De Fiume à Rijeka, l’histoire…
Dans ses nombreuses expositions, Rijeka va en consacrer une à son passé austro-hongrois, quand elle s’appelait Fiume et quelle fut rendue célèbre, malgré elle, par l’écrivain et poète italien Gabriele d’Annunzio. À 52 ans, engagé dans le premier conflit mondial, officier de cavalerie, on le verra autant dans les tranchées, que dans des actions commandos dans des canots automoteurs ou des vols au-dessus de Trieste dont il perdra un œil, tout ceci contre l’armée austro-hongroise. Député avant 1914, d’Annunzio se voyait un destin politique national italien et y crut, à Fiume.
Lors du Traité de Londres en 1915, quand l’Italie changea de camp, Rome voyait d’un très bon œil de récupérer Fiume, possession austro-hongroise, et très proche de Trieste. C’était aussi le vœu de la population de Fiume dont les origines étaient plutôt italiennes, pour ce qui concerne le littoral. Ainsi, en juin 1919, des troubles éclatèrent entre les troupes italiennes et françaises occupant Fiume, les alliés réduisirent alors le contingent italien. Un régiment italien fut désigné responsable de ces troubles, les "Grenadiers de Sardaigne" qui se replièrent sur Trieste. C’était le début d’un "pronunciamento" d’officiers qui en appelèrent à d’Annunzio.
Le jour tant espéré pour Gabriele venait d’arriver, il allait marcher sur Fiume à la tête des 20.000 "Grenadiers de Sardaigne", c’était le 12 septembre 1919. Les "Grenadiers de Sardaigne" chassèrent les troupes alliées, et "le conquérant de Fiume" s’établissait dans cette ville pour une année pour une éphémère dictature. Le "destin historique" de d’Annunzio s’annonçait, il désirait rattacher Fiume à l’Italie, mais par le refus du gouvernement italien et le fait que d’Annunzio ne fit aucun cas du Traité de Rapallo (1920 entre le royaume d’Italie et le royaume de Yougoslavie, au respect de leurs frontières communes), il fonda la "Régence italienne du Quarnaro", (Reggenza Italiana del Carnaro), Quarnaro du nom du "golf de Carnaro", la baie de Kvarner en croate "Kvarnerski zaljev". Quant au gouvernement italien, il commença le blocus de Fiume, attendant que d’Annunzio renonce.
Ce fut fait entre le Noël 1920 et le jour de l’an 1921 quand la marine italienne bombarda la ville. Fiume allait devenir ensuite un État libre placé sous la protection de la SDN. L’expérience "dannunzienne" fut une ébauche de prise de pouvoir pour Mussolini.
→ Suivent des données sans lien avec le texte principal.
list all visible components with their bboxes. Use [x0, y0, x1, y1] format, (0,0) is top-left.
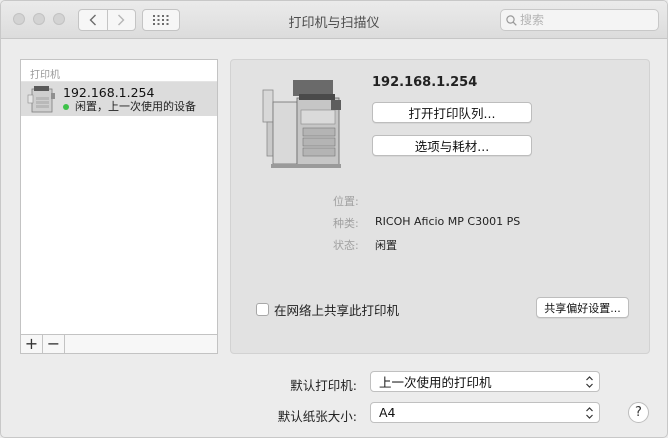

Souvenir de l’ère italienne de Fiume/Rijeka, une blague existe encore sur cette côte croate : un homme demande à un jeune garçon de Rijeka qui est-il, et le jeune de répondre "Io ?... sono Croata !...", il lui répond en italien et non en croate, "moi, je suis Croate… ».
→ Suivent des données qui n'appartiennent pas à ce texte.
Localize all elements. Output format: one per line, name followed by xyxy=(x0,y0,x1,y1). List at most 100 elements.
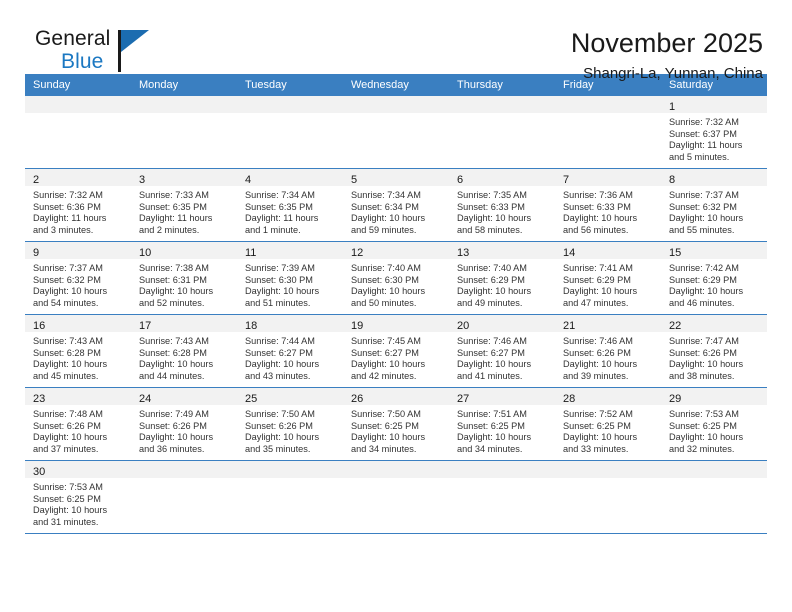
day-number-band xyxy=(343,461,449,478)
calendar-day-cell[interactable]: 18 Sunrise: 7:44 AM Sunset: 6:27 PM Dayligh… xyxy=(237,314,343,388)
day-number: 10 xyxy=(139,247,152,259)
calendar-day-cell[interactable]: 22 Sunrise: 7:47 AM Sunset: 6:26 PM Dayligh… xyxy=(661,314,767,388)
calendar-day-cell[interactable]: 14 Sunrise: 7:41 AM Sunset: 6:29 PM Dayligh… xyxy=(555,241,661,315)
day-number-band: 2 xyxy=(25,169,131,186)
sunrise-time: Sunrise: 7:45 AM xyxy=(351,336,421,346)
daylight-duration-line2: and 43 minutes. xyxy=(245,370,311,381)
day-details: Sunrise: 7:32 AM Sunset: 6:36 PM Daylight:… xyxy=(25,186,131,236)
calendar-day-cell[interactable]: 12 Sunrise: 7:40 AM Sunset: 6:30 PM Dayligh… xyxy=(343,241,449,315)
day-number-band: 17 xyxy=(131,315,237,332)
calendar-day-cell[interactable]: 23 Sunrise: 7:48 AM Sunset: 6:26 PM Dayligh… xyxy=(25,387,131,461)
calendar-day-cell-empty xyxy=(555,460,661,534)
day-number-band xyxy=(237,461,343,478)
calendar-body: 1 Sunrise: 7:32 AM Sunset: 6:37 PM Daylight… xyxy=(25,96,767,534)
daylight-duration-line1: Daylight: 10 hours xyxy=(245,359,320,370)
sunset-time: Sunset: 6:25 PM xyxy=(669,420,737,431)
day-number-band: 20 xyxy=(449,315,555,332)
calendar-day-cell[interactable]: 10 Sunrise: 7:38 AM Sunset: 6:31 PM Dayligh… xyxy=(131,241,237,315)
calendar-day-cell[interactable]: 8 Sunrise: 7:37 AM Sunset: 6:32 PM Daylight… xyxy=(661,168,767,242)
calendar-day-cell[interactable]: 25 Sunrise: 7:50 AM Sunset: 6:26 PM Dayligh… xyxy=(237,387,343,461)
sunrise-time: Sunrise: 7:37 AM xyxy=(33,263,103,273)
sunrise-time: Sunrise: 7:40 AM xyxy=(457,263,527,273)
weekday-header-monday: Monday xyxy=(131,74,237,96)
calendar-day-cell[interactable]: 5 Sunrise: 7:34 AM Sunset: 6:34 PM Daylight… xyxy=(343,168,449,242)
calendar-day-cell[interactable]: 4 Sunrise: 7:34 AM Sunset: 6:35 PM Daylight… xyxy=(237,168,343,242)
daylight-duration-line2: and 58 minutes. xyxy=(457,224,523,235)
day-number-band xyxy=(449,461,555,478)
day-number-band: 14 xyxy=(555,242,661,259)
calendar-day-cell[interactable]: 19 Sunrise: 7:45 AM Sunset: 6:27 PM Dayligh… xyxy=(343,314,449,388)
sunset-time: Sunset: 6:25 PM xyxy=(351,420,419,431)
sunrise-time: Sunrise: 7:53 AM xyxy=(33,482,103,492)
calendar-day-cell[interactable]: 27 Sunrise: 7:51 AM Sunset: 6:25 PM Dayligh… xyxy=(449,387,555,461)
sunrise-time: Sunrise: 7:50 AM xyxy=(351,409,421,419)
calendar-day-cell-empty xyxy=(449,96,555,169)
day-number-band: 30 xyxy=(25,461,131,478)
daylight-duration-line2: and 35 minutes. xyxy=(245,443,311,454)
daylight-duration-line1: Daylight: 10 hours xyxy=(33,432,108,443)
sunset-time: Sunset: 6:26 PM xyxy=(563,347,631,358)
day-details: Sunrise: 7:32 AM Sunset: 6:37 PM Daylight:… xyxy=(661,113,767,163)
calendar-day-cell[interactable]: 20 Sunrise: 7:46 AM Sunset: 6:27 PM Dayligh… xyxy=(449,314,555,388)
daylight-duration-line2: and 42 minutes. xyxy=(351,370,417,381)
day-number: 2 xyxy=(33,174,40,186)
day-number: 19 xyxy=(351,320,364,332)
day-details: Sunrise: 7:41 AM Sunset: 6:29 PM Daylight:… xyxy=(555,259,661,309)
sunset-time: Sunset: 6:27 PM xyxy=(457,347,525,358)
sunset-time: Sunset: 6:33 PM xyxy=(457,201,525,212)
calendar-day-cell[interactable]: 15 Sunrise: 7:42 AM Sunset: 6:29 PM Dayligh… xyxy=(661,241,767,315)
day-details: Sunrise: 7:39 AM Sunset: 6:30 PM Daylight:… xyxy=(237,259,343,309)
calendar-day-cell[interactable]: 21 Sunrise: 7:46 AM Sunset: 6:26 PM Dayligh… xyxy=(555,314,661,388)
sunrise-time: Sunrise: 7:33 AM xyxy=(139,190,209,200)
calendar-day-cell[interactable]: 9 Sunrise: 7:37 AM Sunset: 6:32 PM Daylight… xyxy=(25,241,131,315)
day-number: 21 xyxy=(563,320,576,332)
sunrise-time: Sunrise: 7:47 AM xyxy=(669,336,739,346)
calendar-day-cell[interactable]: 29 Sunrise: 7:53 AM Sunset: 6:25 PM Dayligh… xyxy=(661,387,767,461)
day-details xyxy=(131,113,237,117)
calendar-day-cell[interactable]: 28 Sunrise: 7:52 AM Sunset: 6:25 PM Dayligh… xyxy=(555,387,661,461)
calendar-day-cell[interactable]: 2 Sunrise: 7:32 AM Sunset: 6:36 PM Daylight… xyxy=(25,168,131,242)
daylight-duration-line1: Daylight: 10 hours xyxy=(457,286,532,297)
day-details: Sunrise: 7:34 AM Sunset: 6:34 PM Daylight:… xyxy=(343,186,449,236)
calendar-day-cell[interactable]: 16 Sunrise: 7:43 AM Sunset: 6:28 PM Dayligh… xyxy=(25,314,131,388)
day-details: Sunrise: 7:38 AM Sunset: 6:31 PM Daylight:… xyxy=(131,259,237,309)
daylight-duration-line1: Daylight: 10 hours xyxy=(457,432,532,443)
calendar-day-cell[interactable]: 13 Sunrise: 7:40 AM Sunset: 6:29 PM Dayligh… xyxy=(449,241,555,315)
weekday-header-sunday: Sunday xyxy=(25,74,131,96)
day-number-band xyxy=(661,461,767,478)
daylight-duration-line1: Daylight: 10 hours xyxy=(139,286,214,297)
day-details xyxy=(449,113,555,117)
day-number-band: 6 xyxy=(449,169,555,186)
calendar-day-cell[interactable]: 11 Sunrise: 7:39 AM Sunset: 6:30 PM Dayligh… xyxy=(237,241,343,315)
calendar-day-cell[interactable]: 6 Sunrise: 7:35 AM Sunset: 6:33 PM Daylight… xyxy=(449,168,555,242)
daylight-duration-line2: and 59 minutes. xyxy=(351,224,417,235)
daylight-duration-line2: and 50 minutes. xyxy=(351,297,417,308)
general-blue-logo[interactable]: General Blue xyxy=(25,27,185,75)
day-details xyxy=(343,113,449,117)
sunrise-time: Sunrise: 7:35 AM xyxy=(457,190,527,200)
sunrise-time: Sunrise: 7:34 AM xyxy=(351,190,421,200)
daylight-duration-line2: and 46 minutes. xyxy=(669,297,735,308)
day-number-band: 28 xyxy=(555,388,661,405)
day-number: 17 xyxy=(139,320,152,332)
logo-triangle-icon xyxy=(121,30,149,52)
calendar-day-cell[interactable]: 17 Sunrise: 7:43 AM Sunset: 6:28 PM Dayligh… xyxy=(131,314,237,388)
day-details: Sunrise: 7:50 AM Sunset: 6:26 PM Daylight:… xyxy=(237,405,343,455)
calendar-day-cell[interactable]: 3 Sunrise: 7:33 AM Sunset: 6:35 PM Daylight… xyxy=(131,168,237,242)
day-number: 6 xyxy=(457,174,464,186)
sunset-time: Sunset: 6:26 PM xyxy=(245,420,313,431)
day-number-band: 8 xyxy=(661,169,767,186)
day-number: 4 xyxy=(245,174,252,186)
sunrise-time: Sunrise: 7:52 AM xyxy=(563,409,633,419)
daylight-duration-line2: and 55 minutes. xyxy=(669,224,735,235)
daylight-duration-line1: Daylight: 10 hours xyxy=(563,213,638,224)
daylight-duration-line2: and 31 minutes. xyxy=(33,516,99,527)
page-title: November 2025 xyxy=(570,28,763,58)
sunset-time: Sunset: 6:25 PM xyxy=(33,493,101,504)
calendar-day-cell[interactable]: 26 Sunrise: 7:50 AM Sunset: 6:25 PM Dayligh… xyxy=(343,387,449,461)
sunrise-time: Sunrise: 7:46 AM xyxy=(457,336,527,346)
calendar-day-cell[interactable]: 30 Sunrise: 7:53 AM Sunset: 6:25 PM Dayligh… xyxy=(25,460,131,534)
calendar-day-cell[interactable]: 7 Sunrise: 7:36 AM Sunset: 6:33 PM Daylight… xyxy=(555,168,661,242)
calendar-day-cell[interactable]: 24 Sunrise: 7:49 AM Sunset: 6:26 PM Dayligh… xyxy=(131,387,237,461)
calendar-day-cell[interactable]: 1 Sunrise: 7:32 AM Sunset: 6:37 PM Daylight… xyxy=(661,96,767,169)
À noter tout de même que le seul état qui reconnut la Régence italienne du Quarnaro fut la naissante Union soviétique. La belle endormie Rijeka vaut bien un détour à son réveil !...
* Province Illyrienne, les provinces illyriennes étaient des territoires annexés par la France de 1809 à 1813, dont la Croatie au sud de la Save soit l’ancienne marche d’Istrie et la côte adriatique du Royaume de Croatie.